Well, Rimworld did end up consuming four days of my time over new year. There’s no high like a micromanagement space simulator.
I moved posting these back to Wednesday. It worked well for me before and I’m not sure why I decided Monday would be better. Monday mornings are always really busy and as I’m increasingly doing my renders over the weekend, they’re often not ready for Monday. Wednesday works.
I had a couple of goes at photogrammetry a few years ago when it was first on the phone with 123D Catch. You’d never guess that it wasn’t that great in 2014. So I got Trnio the other day with a view to expanding my pre-made assets and cutting down on hard surface modelling time. I was out on a ride the other day and statue hunting where I found this one of William Tyndale – an early Bible translator in Victoria Gardens. I took a scan in AR Kit and the normal object mode and the AR Kit version was unsurprisingly better. AR Kit feels like an unusual concession to exploratory creativity on Apple’s part and it’s a definite advantage to newer iPhones.
I managed to learn a bunch of stuff doing this: Trnio can’t really catch objects of this scale in much detail. It works really well at the scale of household objects but the statue is very distorted close up. Trying to capture in neutral light conditions will make setting up scenes much easier – the texture is baked on and in this case was catching the specularity of a low winter sun so I had to get lights in place that didn’t obviously contradict it. There’s not a huge amount you can do with the mesh beyond basic clean up; there’s no logic to the structure and it just comes out as a mess of triangles. This would be good for organic objects like people but for hard surfaces like the plinth it just limits options to tweak and tidy. And obviously the scale limits rendering possibilities, the top areas of the statue where I couldn’t scan were best-guesses on Trnio’s part – not bad but they wouldn’t stand up to much scrutiny.

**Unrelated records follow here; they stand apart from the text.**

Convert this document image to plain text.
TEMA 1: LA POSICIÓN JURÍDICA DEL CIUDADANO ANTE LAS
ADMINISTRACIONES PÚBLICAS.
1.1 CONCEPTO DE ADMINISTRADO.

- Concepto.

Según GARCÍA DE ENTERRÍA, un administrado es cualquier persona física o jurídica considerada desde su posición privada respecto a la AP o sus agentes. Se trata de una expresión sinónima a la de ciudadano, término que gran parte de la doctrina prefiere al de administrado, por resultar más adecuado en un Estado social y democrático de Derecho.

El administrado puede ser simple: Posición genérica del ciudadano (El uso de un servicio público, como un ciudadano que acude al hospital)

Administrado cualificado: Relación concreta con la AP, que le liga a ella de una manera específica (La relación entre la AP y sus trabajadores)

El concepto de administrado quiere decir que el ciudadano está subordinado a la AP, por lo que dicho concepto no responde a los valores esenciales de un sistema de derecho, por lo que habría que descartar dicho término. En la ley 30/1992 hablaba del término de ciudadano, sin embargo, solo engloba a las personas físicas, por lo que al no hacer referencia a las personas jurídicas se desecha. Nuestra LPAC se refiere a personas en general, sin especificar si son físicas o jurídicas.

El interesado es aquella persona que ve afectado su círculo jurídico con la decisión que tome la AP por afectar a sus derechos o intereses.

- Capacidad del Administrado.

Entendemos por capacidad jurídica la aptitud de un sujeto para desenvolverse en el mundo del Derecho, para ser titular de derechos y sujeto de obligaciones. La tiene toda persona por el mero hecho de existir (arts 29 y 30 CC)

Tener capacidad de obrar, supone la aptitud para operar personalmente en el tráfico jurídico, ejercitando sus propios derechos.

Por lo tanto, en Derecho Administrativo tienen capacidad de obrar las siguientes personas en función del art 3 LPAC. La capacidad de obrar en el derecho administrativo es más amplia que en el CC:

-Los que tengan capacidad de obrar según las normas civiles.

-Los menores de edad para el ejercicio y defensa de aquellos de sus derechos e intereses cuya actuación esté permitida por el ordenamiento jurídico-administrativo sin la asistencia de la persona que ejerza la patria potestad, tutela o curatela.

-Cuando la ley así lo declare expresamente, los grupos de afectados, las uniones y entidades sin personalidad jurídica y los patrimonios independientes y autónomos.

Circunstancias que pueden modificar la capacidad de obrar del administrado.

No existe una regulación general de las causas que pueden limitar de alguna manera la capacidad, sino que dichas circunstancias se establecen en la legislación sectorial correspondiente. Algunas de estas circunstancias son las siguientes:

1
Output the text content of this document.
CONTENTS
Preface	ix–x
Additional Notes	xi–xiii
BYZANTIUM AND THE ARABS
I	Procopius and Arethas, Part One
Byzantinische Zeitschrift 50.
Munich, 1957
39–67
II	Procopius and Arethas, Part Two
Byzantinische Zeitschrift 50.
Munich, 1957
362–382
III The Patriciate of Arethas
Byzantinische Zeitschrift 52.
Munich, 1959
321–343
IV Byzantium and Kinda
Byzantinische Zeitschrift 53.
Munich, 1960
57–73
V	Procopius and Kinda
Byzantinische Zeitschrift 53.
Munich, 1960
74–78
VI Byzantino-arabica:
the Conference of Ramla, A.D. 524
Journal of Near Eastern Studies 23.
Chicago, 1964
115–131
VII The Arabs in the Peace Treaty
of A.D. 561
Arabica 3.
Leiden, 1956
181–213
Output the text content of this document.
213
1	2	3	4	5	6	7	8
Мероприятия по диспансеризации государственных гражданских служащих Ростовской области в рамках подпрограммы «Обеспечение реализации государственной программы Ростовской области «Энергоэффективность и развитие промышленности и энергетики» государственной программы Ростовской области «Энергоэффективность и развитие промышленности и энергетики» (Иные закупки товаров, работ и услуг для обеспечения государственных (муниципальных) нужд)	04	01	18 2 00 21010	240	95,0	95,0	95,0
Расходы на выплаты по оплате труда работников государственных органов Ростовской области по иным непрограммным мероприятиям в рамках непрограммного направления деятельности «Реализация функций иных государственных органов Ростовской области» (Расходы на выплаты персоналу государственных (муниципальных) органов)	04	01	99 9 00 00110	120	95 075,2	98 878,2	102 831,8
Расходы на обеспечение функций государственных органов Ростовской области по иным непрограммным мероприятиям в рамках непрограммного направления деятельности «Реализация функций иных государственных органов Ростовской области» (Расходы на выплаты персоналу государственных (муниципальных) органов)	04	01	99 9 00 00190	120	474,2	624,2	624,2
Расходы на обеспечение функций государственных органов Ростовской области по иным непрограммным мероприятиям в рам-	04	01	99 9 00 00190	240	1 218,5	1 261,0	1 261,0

Anyway, lessons for next time, which I guess will have to be household objects now. For this week I also decided to produce a ‘making of’ IG reel. Might keep these up if it seems like people are enjoying them.
I spent this morning revisiting an old piece of writing on CGI and imagination I needed to redraft and have been feeling very guilty about avoiding. It was from the Before Times which dates it to around late 2019 and it’s amazing how much you can learn in a year. A bit of me wanted to do a wholesale rewrite with all the stuff I’ve figured out since then but there’s only so much time in the world and too many things to do. I managed to slip in a few references to support some of what at the time time were just vague notions and send it back off. The thing’s been a weight on my conscience the last six months so I’m glad I got hassled back in to kicking it into gear.
As I write, Warnock has secured his victory in Georgia so this is shaping up to be a good day so far. I’ve been avoiding the US news podcasts in the last week because I resent the kind of frenzied speculation that accelerates closer and closer to these events and inevitably turns out to be meaningless. They’re amusing to listen to after the fact though. Particularly if Ossoff also wins.
There’s no short stuff today because I’ve been playing video games and riding bikes for a week, leave me alone.